BarbarinSi è conclusa in Iraq la visita di solidarietà di una delegazione di vescovi francesi alle comunità cristiane del Paese. Particolarmente commovente è stato l’incontro con i cristiani cacciati da Mossul. Ascoltiamo, al microfono di Cyprien Viet della Radio Vaticana, la testimonianza del cardinale Philippe Barbarin, arcivescovo di Lione, che ha partecipato alla missione:

R. – En eux, nous avons vu la force de la foi…
In loro, abbiamo visto la forza della fede. Abbiamo visto le loro lacrime, abbiamo ascoltato i loro racconti, abbiamo visto i loro volti scoraggiati. Poi abbiamo cantato nella cattedrale di Kirkuk con la piccola corale di giovani: i loro canti sono stati bellissimi, siamo stati felici di essere insieme e io ho promesso di dire il Padre Nostro in caldeo ogni giorno … e l’ho recitato davanti a loro, ancora un po’ stentato, perché l’avevo imparato a memoria … E loro sono stati contenti, è venuta una grande allegria, hanno applaudito, abbiamo cantato: c’era gioia perché era un vero incontro. Nella sua cattedrale, il vescovo di Kirkuk ha detto: “Prima eravamo senza voce, ora invece la nostra voce è ascoltata”. Questa è stata la mia gioia più grande.

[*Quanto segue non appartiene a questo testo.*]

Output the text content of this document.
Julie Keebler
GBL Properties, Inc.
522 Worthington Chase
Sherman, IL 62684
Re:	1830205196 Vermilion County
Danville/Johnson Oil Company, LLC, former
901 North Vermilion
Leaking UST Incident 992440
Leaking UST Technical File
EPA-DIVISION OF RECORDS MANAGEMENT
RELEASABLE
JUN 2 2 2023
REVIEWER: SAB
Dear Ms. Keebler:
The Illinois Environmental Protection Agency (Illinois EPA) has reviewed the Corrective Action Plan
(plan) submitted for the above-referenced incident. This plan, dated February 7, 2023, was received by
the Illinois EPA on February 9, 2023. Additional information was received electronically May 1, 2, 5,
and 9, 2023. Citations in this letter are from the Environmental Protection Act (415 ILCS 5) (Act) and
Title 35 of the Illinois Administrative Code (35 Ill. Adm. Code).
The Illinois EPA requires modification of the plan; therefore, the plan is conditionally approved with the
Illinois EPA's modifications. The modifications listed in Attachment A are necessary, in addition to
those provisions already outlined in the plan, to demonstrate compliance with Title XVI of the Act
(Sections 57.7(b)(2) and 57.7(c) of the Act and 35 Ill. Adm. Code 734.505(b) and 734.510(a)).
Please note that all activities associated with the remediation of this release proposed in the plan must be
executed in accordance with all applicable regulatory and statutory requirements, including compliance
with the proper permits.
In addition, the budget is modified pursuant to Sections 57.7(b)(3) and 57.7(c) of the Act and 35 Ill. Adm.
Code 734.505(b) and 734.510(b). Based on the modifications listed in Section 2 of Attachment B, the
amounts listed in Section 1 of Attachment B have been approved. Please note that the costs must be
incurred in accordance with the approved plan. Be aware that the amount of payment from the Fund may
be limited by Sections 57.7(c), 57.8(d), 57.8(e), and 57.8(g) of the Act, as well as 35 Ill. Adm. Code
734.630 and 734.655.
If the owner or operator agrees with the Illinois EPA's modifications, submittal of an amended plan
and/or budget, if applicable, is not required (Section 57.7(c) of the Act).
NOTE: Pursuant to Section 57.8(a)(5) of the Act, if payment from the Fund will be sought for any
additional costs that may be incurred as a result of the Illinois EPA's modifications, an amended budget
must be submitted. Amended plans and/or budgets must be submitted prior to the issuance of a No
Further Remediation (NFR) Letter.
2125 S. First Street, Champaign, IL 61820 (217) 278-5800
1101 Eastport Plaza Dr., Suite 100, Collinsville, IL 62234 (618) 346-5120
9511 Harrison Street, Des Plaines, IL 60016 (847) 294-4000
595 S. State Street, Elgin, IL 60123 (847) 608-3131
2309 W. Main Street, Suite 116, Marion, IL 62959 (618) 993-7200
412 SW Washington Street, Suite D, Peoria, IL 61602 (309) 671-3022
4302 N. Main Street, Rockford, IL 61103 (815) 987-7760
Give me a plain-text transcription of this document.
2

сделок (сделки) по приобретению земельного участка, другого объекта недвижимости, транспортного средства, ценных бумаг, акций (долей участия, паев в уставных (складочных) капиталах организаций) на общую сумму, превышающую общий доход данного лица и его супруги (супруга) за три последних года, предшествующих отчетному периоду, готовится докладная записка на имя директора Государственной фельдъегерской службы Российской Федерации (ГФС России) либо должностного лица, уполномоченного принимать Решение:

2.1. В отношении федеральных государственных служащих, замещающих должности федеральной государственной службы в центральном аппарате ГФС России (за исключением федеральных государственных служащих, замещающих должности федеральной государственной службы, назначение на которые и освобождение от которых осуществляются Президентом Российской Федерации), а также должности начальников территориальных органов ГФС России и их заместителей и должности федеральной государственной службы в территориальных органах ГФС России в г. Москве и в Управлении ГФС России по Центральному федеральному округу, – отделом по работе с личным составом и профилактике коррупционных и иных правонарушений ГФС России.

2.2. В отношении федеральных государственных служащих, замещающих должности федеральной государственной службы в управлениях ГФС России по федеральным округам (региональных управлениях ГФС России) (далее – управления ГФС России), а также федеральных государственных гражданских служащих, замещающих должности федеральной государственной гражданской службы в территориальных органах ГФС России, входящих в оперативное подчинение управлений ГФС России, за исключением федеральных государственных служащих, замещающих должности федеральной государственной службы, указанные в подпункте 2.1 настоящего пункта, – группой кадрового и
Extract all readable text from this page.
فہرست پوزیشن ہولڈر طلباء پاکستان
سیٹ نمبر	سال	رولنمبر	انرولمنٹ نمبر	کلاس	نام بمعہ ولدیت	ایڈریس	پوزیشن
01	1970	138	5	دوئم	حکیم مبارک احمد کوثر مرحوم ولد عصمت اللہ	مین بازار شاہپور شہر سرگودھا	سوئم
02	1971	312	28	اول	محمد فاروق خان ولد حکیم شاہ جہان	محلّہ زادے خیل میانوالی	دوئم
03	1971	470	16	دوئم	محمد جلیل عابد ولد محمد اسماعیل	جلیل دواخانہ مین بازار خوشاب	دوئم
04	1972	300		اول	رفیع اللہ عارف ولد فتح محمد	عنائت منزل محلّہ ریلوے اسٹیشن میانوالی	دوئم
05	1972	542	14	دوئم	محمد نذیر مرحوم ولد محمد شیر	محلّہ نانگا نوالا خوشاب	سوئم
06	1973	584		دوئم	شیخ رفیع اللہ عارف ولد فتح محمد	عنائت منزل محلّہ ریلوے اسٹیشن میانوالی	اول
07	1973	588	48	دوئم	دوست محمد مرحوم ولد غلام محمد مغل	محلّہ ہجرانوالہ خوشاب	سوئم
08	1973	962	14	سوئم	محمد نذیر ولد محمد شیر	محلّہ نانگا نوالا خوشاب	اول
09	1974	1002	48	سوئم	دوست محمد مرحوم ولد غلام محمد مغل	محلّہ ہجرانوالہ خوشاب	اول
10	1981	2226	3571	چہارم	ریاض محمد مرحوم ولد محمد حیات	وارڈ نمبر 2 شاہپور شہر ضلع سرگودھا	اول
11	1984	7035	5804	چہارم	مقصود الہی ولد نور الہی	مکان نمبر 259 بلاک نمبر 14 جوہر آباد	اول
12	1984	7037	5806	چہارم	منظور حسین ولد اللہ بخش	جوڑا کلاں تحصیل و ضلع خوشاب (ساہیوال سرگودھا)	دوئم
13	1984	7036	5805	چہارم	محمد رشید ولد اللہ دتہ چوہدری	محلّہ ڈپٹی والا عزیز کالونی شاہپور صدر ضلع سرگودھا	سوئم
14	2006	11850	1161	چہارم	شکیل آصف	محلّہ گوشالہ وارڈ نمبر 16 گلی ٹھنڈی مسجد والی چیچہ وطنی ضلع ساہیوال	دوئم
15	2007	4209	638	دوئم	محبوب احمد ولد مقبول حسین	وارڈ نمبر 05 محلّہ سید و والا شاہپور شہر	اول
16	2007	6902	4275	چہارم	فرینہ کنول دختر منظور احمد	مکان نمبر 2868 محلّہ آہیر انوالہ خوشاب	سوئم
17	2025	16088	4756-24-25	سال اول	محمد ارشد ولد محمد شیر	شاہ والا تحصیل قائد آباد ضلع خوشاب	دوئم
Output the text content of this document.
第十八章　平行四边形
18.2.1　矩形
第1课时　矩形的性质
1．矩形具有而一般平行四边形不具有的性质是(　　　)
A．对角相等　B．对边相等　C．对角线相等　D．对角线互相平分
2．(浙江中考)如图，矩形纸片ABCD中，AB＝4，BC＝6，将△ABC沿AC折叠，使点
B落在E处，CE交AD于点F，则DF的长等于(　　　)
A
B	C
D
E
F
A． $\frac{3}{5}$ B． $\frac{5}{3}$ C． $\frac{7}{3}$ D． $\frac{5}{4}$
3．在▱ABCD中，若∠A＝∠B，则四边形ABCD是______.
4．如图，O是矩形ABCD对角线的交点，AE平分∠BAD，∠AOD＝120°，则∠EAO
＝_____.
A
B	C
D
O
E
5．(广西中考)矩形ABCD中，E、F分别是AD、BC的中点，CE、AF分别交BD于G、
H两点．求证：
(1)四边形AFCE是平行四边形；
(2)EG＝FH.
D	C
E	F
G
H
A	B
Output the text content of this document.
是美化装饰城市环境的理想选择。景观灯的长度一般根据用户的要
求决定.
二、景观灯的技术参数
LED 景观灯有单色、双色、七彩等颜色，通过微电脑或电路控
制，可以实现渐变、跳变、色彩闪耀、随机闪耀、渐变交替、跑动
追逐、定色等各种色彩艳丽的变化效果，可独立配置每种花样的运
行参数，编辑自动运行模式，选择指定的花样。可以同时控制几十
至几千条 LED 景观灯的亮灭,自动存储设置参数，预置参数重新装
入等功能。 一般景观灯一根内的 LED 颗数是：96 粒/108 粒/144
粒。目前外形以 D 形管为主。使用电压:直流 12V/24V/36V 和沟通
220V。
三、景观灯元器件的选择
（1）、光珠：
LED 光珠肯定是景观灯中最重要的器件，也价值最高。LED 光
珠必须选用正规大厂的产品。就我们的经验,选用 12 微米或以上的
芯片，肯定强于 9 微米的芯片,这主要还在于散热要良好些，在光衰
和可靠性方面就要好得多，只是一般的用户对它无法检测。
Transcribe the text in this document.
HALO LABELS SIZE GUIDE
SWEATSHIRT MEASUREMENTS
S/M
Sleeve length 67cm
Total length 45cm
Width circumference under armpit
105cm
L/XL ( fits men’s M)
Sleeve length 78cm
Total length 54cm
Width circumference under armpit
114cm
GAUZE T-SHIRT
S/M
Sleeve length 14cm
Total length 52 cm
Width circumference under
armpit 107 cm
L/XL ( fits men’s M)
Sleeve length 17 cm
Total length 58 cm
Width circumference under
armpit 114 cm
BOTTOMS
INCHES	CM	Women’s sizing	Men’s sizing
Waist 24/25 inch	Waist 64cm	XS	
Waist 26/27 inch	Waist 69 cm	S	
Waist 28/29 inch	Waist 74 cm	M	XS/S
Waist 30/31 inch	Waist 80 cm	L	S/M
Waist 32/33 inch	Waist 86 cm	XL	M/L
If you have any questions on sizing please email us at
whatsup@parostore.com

Il Patriarca mi ha detto: “Vedo il loro morale rinascere giorno dopo giorno”. Hanno compreso che in Francia c’è gente che si sta interessando molto a loro.

D. – Lei ha potuto percepire, tra i fedeli di Lione, una presa di coscienza e la volontà di mettere in opera una catena di solidarietà e di fratellanza per aiutare i cristiani iracheni?
R. – Oui, vraiment, tout à fait, de que mon voyage è été annoncé …
Sì, in realtà, da quando ho annunciato il mio viaggio sono arrivati tantissimi doni e la gente diceva: “Per i cristiani d’Iraq, per i cristiani d’Iraq” … E sono sicuro che ancora si stanno raccogliendo denari e questi andranno ai profughi di Mossul. Il vescovo di Mossul non ha il diritto di rimanere nella sua città, quindi è un vescovo esiliato, insieme a tutti i suoi cristiani: ci sono tra gli 8 e i 10 mila cristiani che sono stati espulsi da Mossul e che si trovano ora sparsi in moltissimi luoghi, 30 famiglie di qua e 25 famiglie di là … E lui va a visitarli …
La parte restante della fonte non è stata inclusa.